1. Field of the Invention
The invention relates generally to the field of communication systems. More particularly, the invention relates to synchronization of communication systems. Specifically, a preferred implementation of the invention relates to a cascaded digital phase locked loop (PLL) based clock design.
2. Discussion of the Related Art
In telecommunications, there has always been a need to provide a distributed synchronization infrastructure to ensure the each node of the network operates within a controlled frequency tolerance. For example, prior to the use of digital communications, Frequency Division Multiple Access (FDMA) systems were used to gain efficient use of the communications channels between nodes. In these FDMA systems, voice channels are aggregated together in to a contiguous group of frequencies and assigned a particular channel frequency for transport. To prevent interference as groups from various originating nodes are multiplexed together, it is critical that channel assignments have tightly controlled frequency tolerance. Thus, each node must be provided with synchronization to control its frequency error. FDMA based systems have been replaced to a large extent by digital time division systems, but FDMA continues to be employed in mobile systems, and increasingly in wave division fiber optical systems.
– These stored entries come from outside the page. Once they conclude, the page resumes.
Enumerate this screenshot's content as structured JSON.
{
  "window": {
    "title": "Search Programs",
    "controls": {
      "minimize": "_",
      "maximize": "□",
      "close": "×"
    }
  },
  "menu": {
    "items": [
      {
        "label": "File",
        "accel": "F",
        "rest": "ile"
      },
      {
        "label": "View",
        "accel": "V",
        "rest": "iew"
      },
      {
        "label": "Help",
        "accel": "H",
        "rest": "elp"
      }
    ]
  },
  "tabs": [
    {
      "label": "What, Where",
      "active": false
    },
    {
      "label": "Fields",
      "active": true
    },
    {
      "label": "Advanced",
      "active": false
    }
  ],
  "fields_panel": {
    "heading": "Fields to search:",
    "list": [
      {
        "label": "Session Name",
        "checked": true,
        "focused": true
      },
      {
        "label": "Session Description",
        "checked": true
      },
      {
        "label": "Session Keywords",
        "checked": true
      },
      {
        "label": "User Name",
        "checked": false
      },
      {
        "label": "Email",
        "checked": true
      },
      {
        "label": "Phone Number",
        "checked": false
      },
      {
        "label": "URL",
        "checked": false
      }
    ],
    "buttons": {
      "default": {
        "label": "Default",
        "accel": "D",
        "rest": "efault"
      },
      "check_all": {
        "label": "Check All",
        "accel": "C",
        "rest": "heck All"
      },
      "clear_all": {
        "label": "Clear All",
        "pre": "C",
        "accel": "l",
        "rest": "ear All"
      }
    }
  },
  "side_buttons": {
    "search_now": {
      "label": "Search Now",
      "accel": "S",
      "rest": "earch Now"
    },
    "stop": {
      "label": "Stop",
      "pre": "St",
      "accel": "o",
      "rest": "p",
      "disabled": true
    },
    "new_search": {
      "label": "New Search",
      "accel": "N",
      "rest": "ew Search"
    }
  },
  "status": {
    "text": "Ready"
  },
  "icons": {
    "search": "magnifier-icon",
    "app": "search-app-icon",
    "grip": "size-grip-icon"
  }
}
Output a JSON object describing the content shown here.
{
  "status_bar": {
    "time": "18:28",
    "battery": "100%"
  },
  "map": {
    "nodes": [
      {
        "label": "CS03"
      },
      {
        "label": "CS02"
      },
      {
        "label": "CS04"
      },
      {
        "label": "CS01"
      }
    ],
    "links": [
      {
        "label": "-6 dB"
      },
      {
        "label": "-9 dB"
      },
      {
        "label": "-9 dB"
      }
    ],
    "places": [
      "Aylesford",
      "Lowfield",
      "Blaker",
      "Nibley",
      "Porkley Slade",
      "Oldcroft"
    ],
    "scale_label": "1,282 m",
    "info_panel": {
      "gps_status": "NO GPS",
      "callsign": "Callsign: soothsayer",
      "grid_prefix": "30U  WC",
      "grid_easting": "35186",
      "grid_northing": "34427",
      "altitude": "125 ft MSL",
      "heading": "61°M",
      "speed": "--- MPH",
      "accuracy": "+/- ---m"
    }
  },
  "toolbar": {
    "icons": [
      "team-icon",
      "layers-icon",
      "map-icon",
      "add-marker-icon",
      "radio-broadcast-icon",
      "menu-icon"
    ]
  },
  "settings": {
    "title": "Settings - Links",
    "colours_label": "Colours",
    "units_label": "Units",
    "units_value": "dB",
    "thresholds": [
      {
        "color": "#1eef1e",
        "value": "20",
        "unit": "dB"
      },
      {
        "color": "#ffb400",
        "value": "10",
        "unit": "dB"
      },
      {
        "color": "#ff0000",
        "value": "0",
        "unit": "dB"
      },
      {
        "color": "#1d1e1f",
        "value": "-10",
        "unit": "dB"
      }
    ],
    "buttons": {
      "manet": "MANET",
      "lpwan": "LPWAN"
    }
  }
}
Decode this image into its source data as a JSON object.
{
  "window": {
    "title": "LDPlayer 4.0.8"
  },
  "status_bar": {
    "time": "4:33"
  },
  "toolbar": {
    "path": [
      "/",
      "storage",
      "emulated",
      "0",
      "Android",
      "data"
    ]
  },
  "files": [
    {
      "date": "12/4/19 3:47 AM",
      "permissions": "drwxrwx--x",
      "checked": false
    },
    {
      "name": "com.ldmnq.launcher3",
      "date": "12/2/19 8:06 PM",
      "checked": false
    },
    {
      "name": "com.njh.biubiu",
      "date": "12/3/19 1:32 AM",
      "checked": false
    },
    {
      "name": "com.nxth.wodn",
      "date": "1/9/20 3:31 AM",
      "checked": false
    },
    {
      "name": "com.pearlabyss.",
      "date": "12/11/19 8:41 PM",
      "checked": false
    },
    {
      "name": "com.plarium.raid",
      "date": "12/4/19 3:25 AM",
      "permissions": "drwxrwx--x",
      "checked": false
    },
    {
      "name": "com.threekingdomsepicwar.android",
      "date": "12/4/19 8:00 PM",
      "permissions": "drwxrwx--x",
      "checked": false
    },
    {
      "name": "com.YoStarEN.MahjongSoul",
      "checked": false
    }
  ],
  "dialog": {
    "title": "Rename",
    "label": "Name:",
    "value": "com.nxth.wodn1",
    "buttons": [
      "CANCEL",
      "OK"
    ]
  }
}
Time Division Multiple Access (TDMA) digital communications systems have replaced FDMA as the current backbone for telecommunications. In these systems, a particular user's traffic is assigned a given timeslot that repeats at a given rate. The resulting traffic is a fixed bit rate determined by the originating node. To prevent data corruption problems the average rate of all channels should be the same for all nodes. Small discrepancies can be managed at a switching node by producing slips in the data. A slip is either a deletion or repetition of a group of bits to force rate equality. For example, if a switch clock is running fast with respect to an incoming user channel, then the outgoing line will have occasional duplications of data (typically bytes) to fill in the timing gaps.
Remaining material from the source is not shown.